Kepala Desa Koholimombono, La Amiri, saat ditemui kru redaksi LintasButon.com menegaskan bahwa keberhasilan pembangunan tidak lepas dari keterlibatan warga. “Pengaspalan jalan lingkungan ini bukan hanya urusan pemerintah desa, melainkan juga tanggung jawab bersama seluruh warga. Keterlibatan bapak-bapak dan ibu-ibu dalam pekerjaan fisik menunjukkan kepedulian warga terhadap pembangunan desa. Kami berharap dengan kebersamaan ini, hasil pembangunan tidak hanya cepat selesai, tetapi juga lebih terjaga kualitasnya,” jelasnya.
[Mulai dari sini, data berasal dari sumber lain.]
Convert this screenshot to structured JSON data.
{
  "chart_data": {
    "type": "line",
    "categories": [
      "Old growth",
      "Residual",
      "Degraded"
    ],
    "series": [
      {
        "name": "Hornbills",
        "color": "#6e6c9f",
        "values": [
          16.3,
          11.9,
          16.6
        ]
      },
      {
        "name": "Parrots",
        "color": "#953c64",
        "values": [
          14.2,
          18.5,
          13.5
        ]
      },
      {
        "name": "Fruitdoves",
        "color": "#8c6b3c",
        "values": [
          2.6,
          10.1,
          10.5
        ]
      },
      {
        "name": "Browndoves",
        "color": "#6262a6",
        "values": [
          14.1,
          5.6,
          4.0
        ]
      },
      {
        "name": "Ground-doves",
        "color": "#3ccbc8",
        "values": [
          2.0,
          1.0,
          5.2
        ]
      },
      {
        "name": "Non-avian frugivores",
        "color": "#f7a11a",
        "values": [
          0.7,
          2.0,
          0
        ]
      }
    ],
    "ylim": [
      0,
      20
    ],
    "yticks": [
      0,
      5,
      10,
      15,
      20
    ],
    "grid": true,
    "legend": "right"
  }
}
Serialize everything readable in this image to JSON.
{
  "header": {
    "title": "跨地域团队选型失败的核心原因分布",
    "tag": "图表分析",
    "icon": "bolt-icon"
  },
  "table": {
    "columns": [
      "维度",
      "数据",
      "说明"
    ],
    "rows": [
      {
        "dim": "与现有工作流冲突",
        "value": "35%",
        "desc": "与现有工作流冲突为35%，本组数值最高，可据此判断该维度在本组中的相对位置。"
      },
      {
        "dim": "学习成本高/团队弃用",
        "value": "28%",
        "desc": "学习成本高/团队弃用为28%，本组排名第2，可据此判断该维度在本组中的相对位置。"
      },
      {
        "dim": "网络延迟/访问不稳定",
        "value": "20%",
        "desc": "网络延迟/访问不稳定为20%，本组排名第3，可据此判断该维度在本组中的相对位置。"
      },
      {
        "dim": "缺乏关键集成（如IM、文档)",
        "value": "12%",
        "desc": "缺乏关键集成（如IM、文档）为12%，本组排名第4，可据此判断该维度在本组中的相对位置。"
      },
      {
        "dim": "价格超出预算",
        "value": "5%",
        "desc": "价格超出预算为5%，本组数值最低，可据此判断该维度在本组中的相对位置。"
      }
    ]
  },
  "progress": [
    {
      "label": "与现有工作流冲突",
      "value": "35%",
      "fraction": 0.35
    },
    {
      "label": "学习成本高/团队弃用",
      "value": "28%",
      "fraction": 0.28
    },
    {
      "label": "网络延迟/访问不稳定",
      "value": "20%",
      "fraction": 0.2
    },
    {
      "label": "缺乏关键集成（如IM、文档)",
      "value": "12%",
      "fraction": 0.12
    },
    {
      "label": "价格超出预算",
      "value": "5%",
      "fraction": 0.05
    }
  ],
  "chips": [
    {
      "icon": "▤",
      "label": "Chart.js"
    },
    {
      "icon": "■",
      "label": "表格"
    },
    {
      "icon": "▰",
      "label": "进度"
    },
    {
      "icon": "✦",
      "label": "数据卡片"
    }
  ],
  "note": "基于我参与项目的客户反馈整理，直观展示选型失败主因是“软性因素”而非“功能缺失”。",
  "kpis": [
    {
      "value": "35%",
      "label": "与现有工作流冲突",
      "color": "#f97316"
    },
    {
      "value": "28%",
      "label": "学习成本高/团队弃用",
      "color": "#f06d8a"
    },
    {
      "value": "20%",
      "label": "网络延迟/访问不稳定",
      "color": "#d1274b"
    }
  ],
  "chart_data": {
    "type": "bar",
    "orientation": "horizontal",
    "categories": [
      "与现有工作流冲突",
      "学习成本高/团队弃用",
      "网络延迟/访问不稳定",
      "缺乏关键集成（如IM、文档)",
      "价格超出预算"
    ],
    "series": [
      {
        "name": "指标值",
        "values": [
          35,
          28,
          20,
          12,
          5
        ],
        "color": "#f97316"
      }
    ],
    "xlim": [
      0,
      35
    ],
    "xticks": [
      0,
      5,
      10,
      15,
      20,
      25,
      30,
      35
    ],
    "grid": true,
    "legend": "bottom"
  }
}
Di lapangan, semangat gotong royong terlihat jelas. Bapak-bapak bahu membahu mengangkat material dan meratakan aspal, sementara ibu-ibu menyiapkan hidangan dan turut menjaga suasana tetap kondusif. Deru mesin bercampur dengan tawa dan canda kebersamaan, menghadirkan suasana kekeluargaan yang mempercepat proses pekerjaan.
Menariknya, meskipun upah yang diterima warga tidak besar, semangat mereka tetap tinggi. Bagi masyarakat, manfaat pembangunan ini jauh lebih berharga karena mendukung aktivitas harian sekaligus membawa dampak jangka panjang bagi desa.
Pemerintah desa menegaskan bahwa pengaspalan jalan lingkungan ini adalah wujud nyata dari sinergi antara dana pembangunan dan partisipasi masyarakat. Pembangunan fisik dipandang bukan sekadar proyek, melainkan sarana memperkuat persaudaraan dan kebersamaan.
Dengan pencapaian ini, Desa Koholimombono layak dijadikan contoh bagi desa-desa lain di Buton. Keberhasilan ini menunjukkan bahwa ketika masyarakat dan pemerintah desa bersatu, saling mendukung, dan menjaga semangat gotong royong, pembangunan dapat berjalan sukses dan memberi manfaat luas bagi seluruh warga.
Meski warga telah berupaya maksimal, terselip harapan agar pemerintah Buton lebih sering “menengok” desa-desa seperti Koholimombono, bukan hanya saat acara seremonial atau foto bersama. Pemerintah desa telah menunjukkan bahwa inisiatif, kerja nyata, dan kebersamaan mampu menghasilkan akses jalan yang lebih baik bagi semua, sehingga dukungan yang lebih nyata dari pihak pemerintah tentu akan semakin memperkuat semangat gotong royong dan pembangunan di tingkat desa.